Interestingly, it is the same Bench which had been hearing another five other cases including the case relating to Right to Fair Compensation and Transparency in Land Acquisition, Rehabilitation and Resettlement Act, 2013. When the Bench sat to hear those cases, a farmers’ association had sought the recusal of Justice Arun Mishra, alleging conflict of interest. The Court then heard the application for recusal and reserved its order in the same. The order on recusal is expected to be pronounced on October 23.
It is unclear whether the Bench will now hear those five cases, since three new cases have now been slated for hearing before that Bench from October 23.
The three new cases listed before the Bench are as follows:
1. Kaushal Kishor v. State of Uttar Pradesh [Writ Petition (Crl) 113/2016]
This was a case filed by a relative of the Bulandshahr rape accused. The petitioner had sought action against then Uttar Pradesh Minister Azam Khan for his remarks on the incident.
The Court had framed the following questions for consideration by Constitution Bench.
(i) When a victim files an F.I.R. alleging rape, gang rape or murder or such other heinous offences against another person or group of persons, whether any individual holding a public office or a person in authority or in-charge of governance, should be allowed to comment on the crime stating that “it is an outcome of political controversy”, more so, when as an individual, he has nothing to do with the offences in question?
(b) Should the “State”, the protector of citizens and responsible for law and order situation, allow these comments as they have the effect potentiality to create a distrust in the mind of the victim as regards the fair investigation and, in a way, the entire system?

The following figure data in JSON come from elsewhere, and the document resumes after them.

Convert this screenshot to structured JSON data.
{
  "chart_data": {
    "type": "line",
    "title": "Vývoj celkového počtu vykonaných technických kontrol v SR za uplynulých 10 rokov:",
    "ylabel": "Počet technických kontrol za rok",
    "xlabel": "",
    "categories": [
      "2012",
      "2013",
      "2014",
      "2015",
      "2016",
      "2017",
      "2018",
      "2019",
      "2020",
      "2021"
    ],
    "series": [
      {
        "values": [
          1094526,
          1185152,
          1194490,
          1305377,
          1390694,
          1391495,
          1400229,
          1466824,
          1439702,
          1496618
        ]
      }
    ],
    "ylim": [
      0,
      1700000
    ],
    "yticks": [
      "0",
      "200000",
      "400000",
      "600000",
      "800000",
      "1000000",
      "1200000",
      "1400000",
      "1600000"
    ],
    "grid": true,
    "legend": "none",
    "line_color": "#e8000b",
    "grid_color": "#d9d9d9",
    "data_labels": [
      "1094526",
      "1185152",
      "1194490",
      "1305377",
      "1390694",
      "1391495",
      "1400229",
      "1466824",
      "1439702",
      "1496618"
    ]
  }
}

(c) Whether the statements do come within the ambit and sweep of freedom of speech and expression or exceed the boundary that is not permissible?

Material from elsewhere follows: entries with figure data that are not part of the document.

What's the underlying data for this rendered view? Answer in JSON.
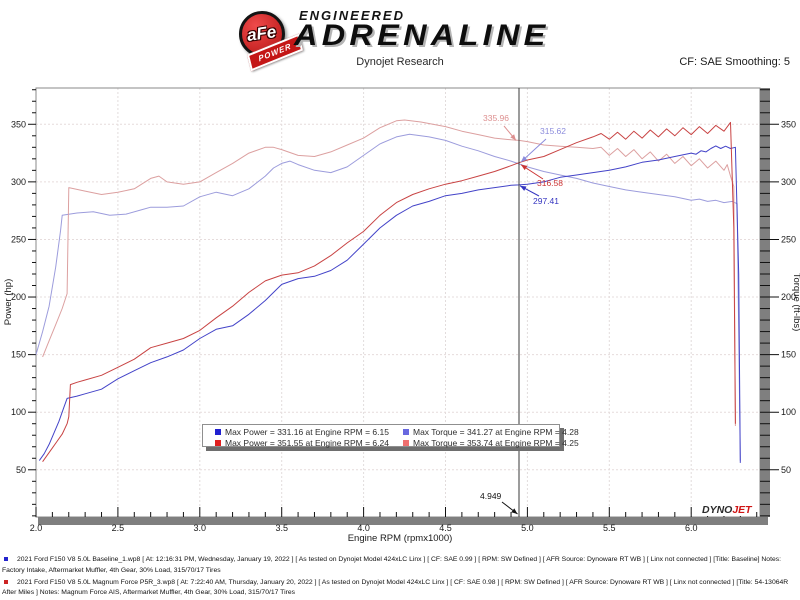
{
  "header": {
    "logo": {
      "circle_text": "aFe",
      "ribbon_text": "POWER",
      "line1": "ENGINEERED",
      "line2": "ADRENALINE"
    },
    "subtitle": "Dynojet Research",
    "smoothing_label": "CF: SAE Smoothing: 5"
  },
  "chart_data": {
    "type": "line",
    "title": "",
    "xlabel": "Engine RPM (rpmx1000)",
    "ylabel_left": "Power (hp)",
    "ylabel_right": "Torque (ft-lbs)",
    "xlim": [
      2.0,
      6.42
    ],
    "ylim": [
      9,
      381.5
    ],
    "x_major_ticks": [
      2.0,
      2.5,
      3.0,
      3.5,
      4.0,
      4.5,
      5.0,
      5.5,
      6.0
    ],
    "y_major_ticks": [
      50,
      100,
      150,
      200,
      250,
      300,
      350
    ],
    "grid": "dashed",
    "legend_position": "bottom-center-overlay",
    "cursor": {
      "rpm": 4.949,
      "label": "4.949"
    },
    "legend": [
      {
        "color": "#2020d0",
        "text": "Max Power = 331.16 at Engine RPM = 6.15"
      },
      {
        "color": "#6868e0",
        "text": "Max Torque = 341.27 at Engine RPM = 4.28"
      },
      {
        "color": "#e02020",
        "text": "Max Power = 351.55 at Engine RPM = 6.24"
      },
      {
        "color": "#f07070",
        "text": "Max Torque = 353.74 at Engine RPM = 4.25"
      }
    ],
    "annotations": [
      {
        "label": "335.96",
        "value": 335.96,
        "series": "magnum-torque",
        "color": "#dd8f8f"
      },
      {
        "label": "315.62",
        "value": 315.62,
        "series": "baseline-torque",
        "color": "#8c8cdc"
      },
      {
        "label": "316.58",
        "value": 316.58,
        "series": "magnum-power",
        "color": "#cc3434"
      },
      {
        "label": "297.41",
        "value": 297.41,
        "series": "baseline-power",
        "color": "#3434c0"
      }
    ],
    "series": [
      {
        "name": "baseline-torque",
        "color": "#9c9cdc",
        "points": [
          [
            2.0,
            150
          ],
          [
            2.04,
            170
          ],
          [
            2.08,
            192
          ],
          [
            2.12,
            226
          ],
          [
            2.15,
            258
          ],
          [
            2.16,
            271
          ],
          [
            2.25,
            273
          ],
          [
            2.35,
            274
          ],
          [
            2.45,
            271
          ],
          [
            2.55,
            272
          ],
          [
            2.65,
            276
          ],
          [
            2.7,
            278
          ],
          [
            2.8,
            278
          ],
          [
            2.9,
            279
          ],
          [
            3.0,
            287
          ],
          [
            3.1,
            291
          ],
          [
            3.2,
            288
          ],
          [
            3.3,
            294
          ],
          [
            3.4,
            305
          ],
          [
            3.45,
            312
          ],
          [
            3.5,
            316
          ],
          [
            3.55,
            318
          ],
          [
            3.6,
            315
          ],
          [
            3.7,
            310
          ],
          [
            3.8,
            308
          ],
          [
            3.9,
            313
          ],
          [
            4.0,
            323
          ],
          [
            4.1,
            333
          ],
          [
            4.2,
            339
          ],
          [
            4.28,
            341.3
          ],
          [
            4.4,
            339
          ],
          [
            4.5,
            336
          ],
          [
            4.6,
            331
          ],
          [
            4.7,
            327
          ],
          [
            4.8,
            322
          ],
          [
            4.9,
            318
          ],
          [
            4.949,
            315.6
          ],
          [
            5.0,
            313
          ],
          [
            5.1,
            309
          ],
          [
            5.2,
            306
          ],
          [
            5.3,
            303
          ],
          [
            5.4,
            299
          ],
          [
            5.5,
            296
          ],
          [
            5.6,
            293
          ],
          [
            5.7,
            291
          ],
          [
            5.8,
            289
          ],
          [
            5.9,
            287
          ],
          [
            6.0,
            284
          ],
          [
            6.05,
            285
          ],
          [
            6.1,
            283
          ],
          [
            6.15,
            284
          ],
          [
            6.2,
            282
          ],
          [
            6.25,
            283
          ],
          [
            6.28,
            281
          ],
          [
            6.3,
            58
          ]
        ]
      },
      {
        "name": "magnum-torque",
        "color": "#dca0a0",
        "points": [
          [
            2.04,
            148
          ],
          [
            2.08,
            162
          ],
          [
            2.12,
            176
          ],
          [
            2.16,
            190
          ],
          [
            2.19,
            203
          ],
          [
            2.2,
            295
          ],
          [
            2.3,
            292
          ],
          [
            2.4,
            289
          ],
          [
            2.5,
            291
          ],
          [
            2.6,
            294
          ],
          [
            2.7,
            303
          ],
          [
            2.75,
            305
          ],
          [
            2.8,
            300
          ],
          [
            2.9,
            298
          ],
          [
            3.0,
            300
          ],
          [
            3.1,
            308
          ],
          [
            3.2,
            316
          ],
          [
            3.3,
            325
          ],
          [
            3.4,
            330
          ],
          [
            3.45,
            330
          ],
          [
            3.5,
            328
          ],
          [
            3.6,
            323
          ],
          [
            3.7,
            322
          ],
          [
            3.8,
            326
          ],
          [
            3.9,
            332
          ],
          [
            4.0,
            338
          ],
          [
            4.1,
            347
          ],
          [
            4.2,
            353
          ],
          [
            4.25,
            353.7
          ],
          [
            4.35,
            352
          ],
          [
            4.5,
            348
          ],
          [
            4.6,
            344
          ],
          [
            4.7,
            341
          ],
          [
            4.8,
            338
          ],
          [
            4.9,
            336.5
          ],
          [
            4.949,
            336
          ],
          [
            5.0,
            335
          ],
          [
            5.1,
            332
          ],
          [
            5.2,
            331
          ],
          [
            5.3,
            330
          ],
          [
            5.4,
            329
          ],
          [
            5.45,
            330
          ],
          [
            5.5,
            323
          ],
          [
            5.55,
            329
          ],
          [
            5.6,
            322
          ],
          [
            5.65,
            328
          ],
          [
            5.7,
            320
          ],
          [
            5.75,
            326
          ],
          [
            5.8,
            318
          ],
          [
            5.85,
            324
          ],
          [
            5.9,
            316
          ],
          [
            5.95,
            322
          ],
          [
            6.0,
            314
          ],
          [
            6.05,
            320
          ],
          [
            6.1,
            312
          ],
          [
            6.15,
            318
          ],
          [
            6.2,
            310
          ],
          [
            6.22,
            315
          ],
          [
            6.24,
            305
          ],
          [
            6.26,
            296
          ],
          [
            6.27,
            88
          ]
        ]
      },
      {
        "name": "baseline-power",
        "color": "#4343c8",
        "points": [
          [
            2.02,
            58
          ],
          [
            2.05,
            64
          ],
          [
            2.08,
            72
          ],
          [
            2.11,
            82
          ],
          [
            2.14,
            92
          ],
          [
            2.17,
            104
          ],
          [
            2.19,
            112
          ],
          [
            2.25,
            114
          ],
          [
            2.3,
            116
          ],
          [
            2.4,
            120
          ],
          [
            2.5,
            129
          ],
          [
            2.6,
            136
          ],
          [
            2.7,
            143
          ],
          [
            2.8,
            148
          ],
          [
            2.9,
            154
          ],
          [
            3.0,
            164
          ],
          [
            3.1,
            172
          ],
          [
            3.2,
            175
          ],
          [
            3.3,
            185
          ],
          [
            3.4,
            197
          ],
          [
            3.5,
            211
          ],
          [
            3.6,
            216
          ],
          [
            3.7,
            218
          ],
          [
            3.8,
            223
          ],
          [
            3.9,
            232
          ],
          [
            4.0,
            246
          ],
          [
            4.1,
            260
          ],
          [
            4.2,
            271
          ],
          [
            4.3,
            279
          ],
          [
            4.4,
            283
          ],
          [
            4.5,
            288
          ],
          [
            4.6,
            290
          ],
          [
            4.7,
            293
          ],
          [
            4.8,
            295
          ],
          [
            4.9,
            297
          ],
          [
            4.949,
            297.4
          ],
          [
            5.0,
            298
          ],
          [
            5.1,
            300
          ],
          [
            5.2,
            304
          ],
          [
            5.3,
            306
          ],
          [
            5.4,
            308
          ],
          [
            5.5,
            310
          ],
          [
            5.6,
            313
          ],
          [
            5.7,
            317
          ],
          [
            5.8,
            319
          ],
          [
            5.9,
            322
          ],
          [
            6.0,
            325
          ],
          [
            6.03,
            324
          ],
          [
            6.06,
            327
          ],
          [
            6.09,
            326
          ],
          [
            6.12,
            329
          ],
          [
            6.15,
            331.2
          ],
          [
            6.18,
            329
          ],
          [
            6.21,
            331
          ],
          [
            6.24,
            329
          ],
          [
            6.27,
            330
          ],
          [
            6.29,
            220
          ],
          [
            6.3,
            56
          ]
        ]
      },
      {
        "name": "magnum-power",
        "color": "#c84343",
        "points": [
          [
            2.04,
            57
          ],
          [
            2.07,
            63
          ],
          [
            2.1,
            69
          ],
          [
            2.13,
            75
          ],
          [
            2.16,
            81
          ],
          [
            2.19,
            90
          ],
          [
            2.2,
            96
          ],
          [
            2.21,
            124
          ],
          [
            2.25,
            126
          ],
          [
            2.3,
            128
          ],
          [
            2.4,
            132
          ],
          [
            2.5,
            139
          ],
          [
            2.6,
            146
          ],
          [
            2.7,
            156
          ],
          [
            2.8,
            160
          ],
          [
            2.9,
            164
          ],
          [
            3.0,
            171
          ],
          [
            3.1,
            182
          ],
          [
            3.2,
            192
          ],
          [
            3.3,
            204
          ],
          [
            3.4,
            214
          ],
          [
            3.5,
            219
          ],
          [
            3.6,
            221
          ],
          [
            3.7,
            227
          ],
          [
            3.8,
            236
          ],
          [
            3.9,
            247
          ],
          [
            4.0,
            257
          ],
          [
            4.1,
            271
          ],
          [
            4.2,
            282
          ],
          [
            4.3,
            289
          ],
          [
            4.4,
            294
          ],
          [
            4.5,
            298
          ],
          [
            4.6,
            301
          ],
          [
            4.7,
            305
          ],
          [
            4.8,
            309
          ],
          [
            4.9,
            314
          ],
          [
            4.949,
            316.6
          ],
          [
            5.0,
            319
          ],
          [
            5.1,
            322
          ],
          [
            5.2,
            328
          ],
          [
            5.3,
            334
          ],
          [
            5.4,
            339
          ],
          [
            5.45,
            342
          ],
          [
            5.5,
            337
          ],
          [
            5.55,
            343
          ],
          [
            5.6,
            337
          ],
          [
            5.65,
            344
          ],
          [
            5.7,
            338
          ],
          [
            5.75,
            345
          ],
          [
            5.8,
            339
          ],
          [
            5.85,
            346
          ],
          [
            5.9,
            340
          ],
          [
            5.95,
            347
          ],
          [
            6.0,
            341
          ],
          [
            6.05,
            348
          ],
          [
            6.1,
            342
          ],
          [
            6.15,
            349
          ],
          [
            6.2,
            344
          ],
          [
            6.24,
            351.6
          ],
          [
            6.26,
            260
          ],
          [
            6.27,
            90
          ]
        ]
      }
    ]
  },
  "footer": {
    "runs": [
      {
        "bullet_color": "#2424cc",
        "text": "2021 Ford F150 V8 5.0L Baseline_1.wp8 [ At: 12:16:31 PM, Wednesday, January 19, 2022 ] [ As tested on Dynojet Model 424xLC Linx ] [ CF: SAE 0.99 ] [ RPM: SW Defined ] [ AFR Source: Dynoware RT WB ] [ Linx not connected ] [Title: Baseline]  Notes: Factory Intake, Aftermarket Muffler, 4th Gear, 30% Load, 315/70/17 Tires"
      },
      {
        "bullet_color": "#cc2424",
        "text": "2021 Ford F150 V8 5.0L Magnum Force P5R_3.wp8 [ At: 7:22:40 AM, Thursday, January 20, 2022 ] [ As tested on Dynojet Model 424xLC Linx ] [ CF: SAE 0.98 ] [ RPM: SW Defined ] [ AFR Source: Dynoware RT WB ] [ Linx not connected ] [Title: 54-13064R After Miles ]  Notes: Magnum Force AIS, Aftermarket Muffler, 4th Gear, 30% Load, 315/70/17 Tires"
      }
    ],
    "dynojet_logo": {
      "part1": "DYNO",
      "part2": "JET"
    }
  }
}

(d) Whether such comments (which are not meant for self-protection) defeat the concept of constitutional compassion and also conception of constitutional sensitivity?
2. CBI v. RR Kishore [Criminal Appeal 377/2007]
This case pertains to Section 6A(1) of the Delhi Special Police Establishment Act, 1946.
The Section deals with obtaining prior approval of the Central government for conducting any inquiry into an offence under the Prevention of Corruption Act, 1988 (PC Act) where the allegations have been made against officers of the level of Joint Secretary and above.
In 2014, the Supreme Court had struck down the said section as unconstitutional. The question that is now being considered is whether the operation of that said judgment is retrospective or not.
The order passed on March 10, 2016 reads:
“The provisions of Section 6A(1) do indicate that for officers of the level of Joint Secretary and above a kind of immunity has been provided for. Whether there can be a deprivation of such immunity by a retrospective operation of a judgment of the Court, in the context of Article 20 of the Constitution of India, is the moot question that arises for determination in the present case.”
3. Aziz Qureshi v. Union of India [Writ Petition (Civil) 763/2014]
This case relates to the interpretation of Article 156 of the Constitution, which lays down the term of office of the Governor.
The petition itself was filed by former Uttarakhand Governor Aziz Qureshi in 2014. He had alleged that there was a move by the Narendra Modi government to ease him out of office.
Article 156(1) states that a Governor shall hold office at the pleasure of the President. The order passed by the Supreme Court on August 20, 2014 states that as the case involves interpretation of Article 156 of the Constitution, the matter needs to be heard by a Bench of five judges.